Buen día

La ciudad no huele a rosas

Desde la Municipalidad se informó que con la ayuda del municipio de Gualeguay, que cedió en préstamo un móvil adecuado, reinició los trabajos de desobstrucción del sistema cloacal de la ciudad, que se vieron interrumpidos por la rotura del camión aspirador.

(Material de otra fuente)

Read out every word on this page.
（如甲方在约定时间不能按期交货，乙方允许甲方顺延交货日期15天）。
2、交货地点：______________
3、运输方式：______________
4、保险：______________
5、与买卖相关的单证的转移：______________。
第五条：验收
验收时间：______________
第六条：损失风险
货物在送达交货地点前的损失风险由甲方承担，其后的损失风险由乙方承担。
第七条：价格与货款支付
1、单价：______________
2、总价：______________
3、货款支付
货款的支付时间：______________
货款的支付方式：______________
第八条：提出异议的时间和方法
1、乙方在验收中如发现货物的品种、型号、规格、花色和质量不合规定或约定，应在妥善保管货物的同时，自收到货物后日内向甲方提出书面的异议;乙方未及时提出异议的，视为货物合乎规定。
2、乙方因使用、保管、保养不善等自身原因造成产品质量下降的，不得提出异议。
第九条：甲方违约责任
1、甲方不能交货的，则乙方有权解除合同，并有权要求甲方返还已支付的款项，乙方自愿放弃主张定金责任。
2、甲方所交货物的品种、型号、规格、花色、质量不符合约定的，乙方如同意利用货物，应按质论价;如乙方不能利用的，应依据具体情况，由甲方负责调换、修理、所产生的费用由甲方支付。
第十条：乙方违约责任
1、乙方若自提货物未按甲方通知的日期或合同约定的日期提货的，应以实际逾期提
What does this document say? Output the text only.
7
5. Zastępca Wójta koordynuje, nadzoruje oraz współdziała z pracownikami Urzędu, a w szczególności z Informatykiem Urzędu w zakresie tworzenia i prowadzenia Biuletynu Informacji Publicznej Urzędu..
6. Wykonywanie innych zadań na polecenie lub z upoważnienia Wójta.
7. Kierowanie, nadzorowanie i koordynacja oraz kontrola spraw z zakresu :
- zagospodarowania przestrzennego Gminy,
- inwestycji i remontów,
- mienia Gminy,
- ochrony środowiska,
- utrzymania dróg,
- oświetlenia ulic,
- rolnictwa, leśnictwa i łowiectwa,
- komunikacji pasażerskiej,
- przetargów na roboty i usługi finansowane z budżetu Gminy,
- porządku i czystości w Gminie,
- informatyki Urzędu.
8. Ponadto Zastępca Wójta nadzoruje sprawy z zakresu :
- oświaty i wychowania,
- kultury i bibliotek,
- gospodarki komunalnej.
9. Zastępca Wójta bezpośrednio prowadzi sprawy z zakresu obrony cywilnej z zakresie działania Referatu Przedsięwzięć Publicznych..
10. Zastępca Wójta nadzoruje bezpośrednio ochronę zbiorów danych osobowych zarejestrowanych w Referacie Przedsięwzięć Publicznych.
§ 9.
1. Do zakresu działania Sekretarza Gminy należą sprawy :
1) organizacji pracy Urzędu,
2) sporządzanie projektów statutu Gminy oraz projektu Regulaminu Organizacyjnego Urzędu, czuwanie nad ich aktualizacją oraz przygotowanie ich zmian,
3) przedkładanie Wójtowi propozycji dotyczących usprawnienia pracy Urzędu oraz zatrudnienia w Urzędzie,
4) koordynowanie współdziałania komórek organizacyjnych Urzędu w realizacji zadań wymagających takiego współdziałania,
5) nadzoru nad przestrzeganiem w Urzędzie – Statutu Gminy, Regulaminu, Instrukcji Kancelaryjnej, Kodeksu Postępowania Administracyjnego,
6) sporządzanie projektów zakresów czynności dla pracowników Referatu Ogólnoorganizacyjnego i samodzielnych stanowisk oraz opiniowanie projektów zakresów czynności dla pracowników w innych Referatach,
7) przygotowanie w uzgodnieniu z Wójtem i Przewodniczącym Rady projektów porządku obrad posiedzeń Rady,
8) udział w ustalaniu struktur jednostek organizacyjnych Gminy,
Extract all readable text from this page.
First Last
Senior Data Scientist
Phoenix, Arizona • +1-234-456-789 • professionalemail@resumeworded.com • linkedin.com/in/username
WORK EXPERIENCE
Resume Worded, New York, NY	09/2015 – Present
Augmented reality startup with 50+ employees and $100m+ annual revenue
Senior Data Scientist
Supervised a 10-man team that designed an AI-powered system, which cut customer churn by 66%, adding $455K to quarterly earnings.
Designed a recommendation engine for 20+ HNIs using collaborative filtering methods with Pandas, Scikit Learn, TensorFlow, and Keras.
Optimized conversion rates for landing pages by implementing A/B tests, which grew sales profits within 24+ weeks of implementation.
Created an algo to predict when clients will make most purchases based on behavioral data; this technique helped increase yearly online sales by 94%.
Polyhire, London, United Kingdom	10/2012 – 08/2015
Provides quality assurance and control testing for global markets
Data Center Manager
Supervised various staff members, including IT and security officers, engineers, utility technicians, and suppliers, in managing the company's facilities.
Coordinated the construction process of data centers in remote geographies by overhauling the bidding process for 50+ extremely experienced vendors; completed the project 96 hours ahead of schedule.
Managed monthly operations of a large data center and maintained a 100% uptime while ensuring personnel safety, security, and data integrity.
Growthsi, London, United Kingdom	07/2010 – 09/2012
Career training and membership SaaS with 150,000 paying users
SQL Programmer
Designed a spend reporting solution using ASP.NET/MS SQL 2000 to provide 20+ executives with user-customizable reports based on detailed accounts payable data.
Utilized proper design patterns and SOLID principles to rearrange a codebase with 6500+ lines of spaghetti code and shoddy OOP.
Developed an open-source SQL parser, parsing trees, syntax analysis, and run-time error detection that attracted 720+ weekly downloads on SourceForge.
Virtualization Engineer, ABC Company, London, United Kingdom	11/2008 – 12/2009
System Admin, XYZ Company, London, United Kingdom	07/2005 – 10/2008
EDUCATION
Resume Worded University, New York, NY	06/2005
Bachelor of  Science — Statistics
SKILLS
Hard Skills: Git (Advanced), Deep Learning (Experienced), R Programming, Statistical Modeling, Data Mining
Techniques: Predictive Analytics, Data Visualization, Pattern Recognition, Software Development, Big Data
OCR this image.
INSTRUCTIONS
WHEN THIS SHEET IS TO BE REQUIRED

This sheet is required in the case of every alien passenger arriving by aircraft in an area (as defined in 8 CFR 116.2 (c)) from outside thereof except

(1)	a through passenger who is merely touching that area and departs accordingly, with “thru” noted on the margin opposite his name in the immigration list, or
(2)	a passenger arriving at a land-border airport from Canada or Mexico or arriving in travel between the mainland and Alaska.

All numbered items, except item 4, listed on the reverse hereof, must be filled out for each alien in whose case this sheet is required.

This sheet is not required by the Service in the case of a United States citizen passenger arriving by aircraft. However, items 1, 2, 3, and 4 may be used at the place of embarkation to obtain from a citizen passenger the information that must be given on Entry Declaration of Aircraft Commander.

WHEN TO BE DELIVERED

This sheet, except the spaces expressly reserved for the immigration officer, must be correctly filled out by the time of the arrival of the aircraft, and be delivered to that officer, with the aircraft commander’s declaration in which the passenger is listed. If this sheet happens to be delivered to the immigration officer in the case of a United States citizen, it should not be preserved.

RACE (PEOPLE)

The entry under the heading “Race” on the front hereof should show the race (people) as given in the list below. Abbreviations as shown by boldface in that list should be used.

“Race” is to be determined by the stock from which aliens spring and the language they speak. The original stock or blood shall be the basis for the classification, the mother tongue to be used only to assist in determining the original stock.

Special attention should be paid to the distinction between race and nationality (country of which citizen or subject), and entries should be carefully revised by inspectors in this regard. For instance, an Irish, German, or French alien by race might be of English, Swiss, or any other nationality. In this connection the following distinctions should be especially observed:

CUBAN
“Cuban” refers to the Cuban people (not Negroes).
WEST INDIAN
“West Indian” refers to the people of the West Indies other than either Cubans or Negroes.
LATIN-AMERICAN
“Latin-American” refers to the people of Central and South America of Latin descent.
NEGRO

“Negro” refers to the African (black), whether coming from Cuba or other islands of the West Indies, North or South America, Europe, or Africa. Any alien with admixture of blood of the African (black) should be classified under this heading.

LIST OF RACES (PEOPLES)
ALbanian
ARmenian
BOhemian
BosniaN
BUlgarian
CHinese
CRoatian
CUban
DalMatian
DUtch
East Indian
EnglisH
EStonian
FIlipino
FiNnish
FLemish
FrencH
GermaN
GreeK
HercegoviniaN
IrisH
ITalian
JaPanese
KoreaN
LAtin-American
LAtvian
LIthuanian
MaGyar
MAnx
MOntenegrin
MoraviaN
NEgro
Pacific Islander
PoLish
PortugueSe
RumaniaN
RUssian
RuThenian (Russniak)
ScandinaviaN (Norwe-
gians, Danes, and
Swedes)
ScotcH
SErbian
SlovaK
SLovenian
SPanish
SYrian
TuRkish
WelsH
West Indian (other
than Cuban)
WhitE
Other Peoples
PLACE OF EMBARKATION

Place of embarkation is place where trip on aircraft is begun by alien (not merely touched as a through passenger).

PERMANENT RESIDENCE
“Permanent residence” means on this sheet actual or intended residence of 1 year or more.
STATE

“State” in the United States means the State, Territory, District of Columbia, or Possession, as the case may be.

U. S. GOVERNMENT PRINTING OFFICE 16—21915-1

Quizá por esta demora se volvieron a sentir los malos olores en varias cuadras de la calle Tres de Caballería, más precisamente en la zona de la Parroquia Nuestra Señora de Luján, durante la semana pasada.
Cuesta mucho pasar por allí, detenerse en algún lugar y al ser asediados por estos olores (que no necesitan especificación, porque todos sabemos a qué huele el aire) no compadecerse de los vecinos que deben convivir con esto.
Y si lo dicho no bastara, vale recordar que es un lugar de paso obligado para quienes asisten cada sábado al carnaval, los que después marchan hacia la costanera y vuelven a percibirlos en la franja del casino, un importante hotel y una heladería tradicional.
El resultado será -se nos ocurre- que los visitantes se irán pensando que todo Gualeguaychú huele así, de manera similar al Riachuelo.
Entonces nos queda este consuelo: quizá acostumbrados a oler lo que no debería olerse, los visitantes no se hagan demasiado problema.
Pero los que vivimos aquí de enero a enero sabemos que sí hay que solucionar esta cuestión, que va más allá de una rotura o un hecho puntual.
Si los trabajos encarados con el desobstructor sirven para descomprimir el aire, bienvenidos sean.
Pero a no olvidar que bajo tierra hay una estructura que requiere de una adecuación a la densidad poblacional que tiene la ciudad, que como se afirma en el título, no huele, precisamente, a rosas...

Qué haremos con tanta basura

La logística que se necesita para poder retirar los residuos del turismo es todo un desafío para los operarios de Higiene Urbana.

Con un Corsódromo con 30 mil personas, al finalizar el espectáculo Higiene Urbana necesitará de ocho camiones para transportar la basura acumulada del Parque de la Estación y los alrededores. El mismo número de viajes de camiones necesitará para levantar los residuos en el sector de la Costanera, luego de un domingo agitado.
El turismo es un eje de desarrollo para nuestra ciudad, una fuente de generación de empleo todo el año, pero hay que preguntarse si la ciudad está preparada en materia de infraestructura para hacer frente a los residuos que genera esta actividad industrial del sector servicio.
Son 550 toneladas de residuos que de sábado a lunes se acumulan en el centro de disposición final, que podrían ser mejor aprovechadas si estuviera en marcha la planta clasificadora de residuos, un proyecto que se comenzó a ejecutar a principio de 2007, con la construcción de un tinglado. Pero llegó el recambio político y el nuevo gobierno municipal le dio prioridades a otras cosas y el proyecto quedó inconcluso. El negocio del reciclaje de residuos es una industria que comienza a tener cierto rédito en nuestro país y desde hace tiempo el municipio lo entendió; así es que por eso que tiene cooperativas trabajando en la recuperación de materiales para reciclar, pero este trabajo manual tendría que tecnificarse más sin que esto signifique una pérdida de puestos de trabajo de cooperativistas, porque detrás de todo este proceso el gran beneficio a largo plazo será el cuidado de nuestro medioambiente al lograr enterrar menos basura.